Ultima, e non per questo meno pericolosa, criticità potrebbe essere la suscettibilità delle organizzazioni al ricatto da parte di attori malintenzionati.
Riprendendo quanto detto in apertura, è oggi molto facile trovare dati personali ridondanti su più e svariati database. Con in mano queste informazioni, un Blackmailer – perché sarebbe sbagliato parlare di criminal hacker visto il bassissimo livello di skill richieste per questo tipo di attività – potrebbe semplicemente entrare in contatto con le organizzazioni facendo un semplice calcolo di probabilità e tenerle sotto scacco minacciando di diffondere l’informazione.
La situazione oggi
Queste possibili modalità di attacco aprono anche un altro filone di criticità, in un certo senso più “alto”, ovvero la difficoltà oggettiva nel combattere questo tipo di problematica.

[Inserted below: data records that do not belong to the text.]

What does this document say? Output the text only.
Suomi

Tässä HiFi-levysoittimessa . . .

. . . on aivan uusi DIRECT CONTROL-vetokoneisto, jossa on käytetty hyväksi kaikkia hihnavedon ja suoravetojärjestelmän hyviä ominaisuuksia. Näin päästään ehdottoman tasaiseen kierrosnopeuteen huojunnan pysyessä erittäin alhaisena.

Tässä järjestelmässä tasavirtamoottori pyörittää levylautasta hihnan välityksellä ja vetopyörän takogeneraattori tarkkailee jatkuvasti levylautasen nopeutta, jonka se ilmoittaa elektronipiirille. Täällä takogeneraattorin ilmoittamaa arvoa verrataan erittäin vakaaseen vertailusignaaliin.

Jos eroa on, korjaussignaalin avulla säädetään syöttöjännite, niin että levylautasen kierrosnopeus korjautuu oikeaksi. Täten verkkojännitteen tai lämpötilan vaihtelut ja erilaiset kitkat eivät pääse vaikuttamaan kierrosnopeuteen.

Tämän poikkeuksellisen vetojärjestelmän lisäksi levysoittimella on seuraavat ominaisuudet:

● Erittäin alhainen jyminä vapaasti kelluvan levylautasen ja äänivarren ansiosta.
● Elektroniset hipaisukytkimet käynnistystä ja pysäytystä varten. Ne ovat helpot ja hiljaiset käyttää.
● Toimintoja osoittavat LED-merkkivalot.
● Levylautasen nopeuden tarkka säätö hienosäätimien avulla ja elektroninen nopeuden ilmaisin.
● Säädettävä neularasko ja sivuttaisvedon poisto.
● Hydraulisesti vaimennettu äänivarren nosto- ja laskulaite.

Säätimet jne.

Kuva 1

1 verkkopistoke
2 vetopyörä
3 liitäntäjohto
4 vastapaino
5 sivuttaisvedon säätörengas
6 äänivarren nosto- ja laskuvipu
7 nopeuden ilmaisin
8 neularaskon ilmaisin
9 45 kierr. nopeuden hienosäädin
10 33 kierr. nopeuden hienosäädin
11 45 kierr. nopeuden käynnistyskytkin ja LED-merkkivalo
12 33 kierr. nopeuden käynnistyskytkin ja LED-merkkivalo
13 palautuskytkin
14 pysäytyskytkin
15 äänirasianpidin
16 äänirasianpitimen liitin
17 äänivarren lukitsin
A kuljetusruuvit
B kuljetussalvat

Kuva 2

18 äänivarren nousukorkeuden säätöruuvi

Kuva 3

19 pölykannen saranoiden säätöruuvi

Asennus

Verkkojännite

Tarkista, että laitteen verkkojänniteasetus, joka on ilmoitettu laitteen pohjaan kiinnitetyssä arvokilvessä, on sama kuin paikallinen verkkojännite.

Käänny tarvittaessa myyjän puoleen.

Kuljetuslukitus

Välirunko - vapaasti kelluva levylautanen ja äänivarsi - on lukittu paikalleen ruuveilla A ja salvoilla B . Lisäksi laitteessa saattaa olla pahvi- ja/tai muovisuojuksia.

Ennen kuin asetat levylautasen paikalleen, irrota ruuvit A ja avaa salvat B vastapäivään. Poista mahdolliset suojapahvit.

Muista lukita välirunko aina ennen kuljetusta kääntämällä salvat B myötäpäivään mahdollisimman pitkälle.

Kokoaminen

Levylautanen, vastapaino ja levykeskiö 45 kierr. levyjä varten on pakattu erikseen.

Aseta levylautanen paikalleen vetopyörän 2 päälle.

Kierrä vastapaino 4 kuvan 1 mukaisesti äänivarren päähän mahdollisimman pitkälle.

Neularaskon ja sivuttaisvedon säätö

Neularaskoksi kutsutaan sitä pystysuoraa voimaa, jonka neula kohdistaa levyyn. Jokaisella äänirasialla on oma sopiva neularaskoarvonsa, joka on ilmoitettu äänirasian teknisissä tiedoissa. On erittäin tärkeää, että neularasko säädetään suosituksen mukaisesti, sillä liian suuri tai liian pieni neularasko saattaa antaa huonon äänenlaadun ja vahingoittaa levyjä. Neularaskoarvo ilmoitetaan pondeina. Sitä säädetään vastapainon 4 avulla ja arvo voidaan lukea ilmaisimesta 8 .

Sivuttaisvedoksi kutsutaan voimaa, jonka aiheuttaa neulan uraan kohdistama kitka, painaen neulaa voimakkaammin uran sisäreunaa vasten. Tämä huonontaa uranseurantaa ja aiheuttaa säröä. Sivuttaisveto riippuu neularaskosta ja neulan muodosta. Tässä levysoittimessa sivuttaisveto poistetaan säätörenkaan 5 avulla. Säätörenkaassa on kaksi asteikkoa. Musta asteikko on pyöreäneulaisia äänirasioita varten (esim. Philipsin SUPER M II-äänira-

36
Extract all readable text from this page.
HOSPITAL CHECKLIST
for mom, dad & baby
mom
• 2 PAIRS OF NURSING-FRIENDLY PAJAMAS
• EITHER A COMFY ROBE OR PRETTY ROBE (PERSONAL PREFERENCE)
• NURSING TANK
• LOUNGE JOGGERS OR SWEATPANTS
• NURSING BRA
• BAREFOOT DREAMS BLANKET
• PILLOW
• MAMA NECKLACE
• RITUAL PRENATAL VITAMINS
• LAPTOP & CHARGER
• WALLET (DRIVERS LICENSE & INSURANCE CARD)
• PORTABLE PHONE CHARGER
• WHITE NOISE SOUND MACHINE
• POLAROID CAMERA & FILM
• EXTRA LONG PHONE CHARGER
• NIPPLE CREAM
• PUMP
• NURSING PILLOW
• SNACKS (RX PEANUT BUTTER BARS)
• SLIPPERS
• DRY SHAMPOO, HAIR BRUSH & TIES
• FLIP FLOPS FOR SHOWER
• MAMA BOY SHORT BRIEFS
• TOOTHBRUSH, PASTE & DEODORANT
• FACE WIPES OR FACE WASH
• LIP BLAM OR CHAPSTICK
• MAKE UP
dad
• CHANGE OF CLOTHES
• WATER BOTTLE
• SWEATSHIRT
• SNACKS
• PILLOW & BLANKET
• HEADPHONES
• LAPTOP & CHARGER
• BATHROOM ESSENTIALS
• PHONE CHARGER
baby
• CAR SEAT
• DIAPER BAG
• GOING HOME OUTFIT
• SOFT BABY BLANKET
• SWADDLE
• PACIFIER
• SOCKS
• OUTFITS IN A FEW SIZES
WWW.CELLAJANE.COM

È sicuramente una nuova sfida che coinvolge si gli organi statali, che comunque con il GDPR hanno fatto passi da gigante nella tutela del consumatore, ma anche gli organi di stampa.
Il tempo di Facebook, LinkedIn, Twitter, Reddit… chi più ne ha più ne metta, ha solo amplificato i riflessi nello “stagno” delle notizie. La diffusione di informazioni non verificate e sensibili senza la certezza del fatto potrebbe avere effetti catastrofici.
Sicuramente, come accennato, in tema di protezione del dato sono stati fatti passi da gigante. Adesso bisogna solo avere la giusta consapevolezza di quella che potrebbe essere l’ultima evoluzione del cyber crimine e delle sue modalità e prepararsi di conseguenza su tutti i fronti.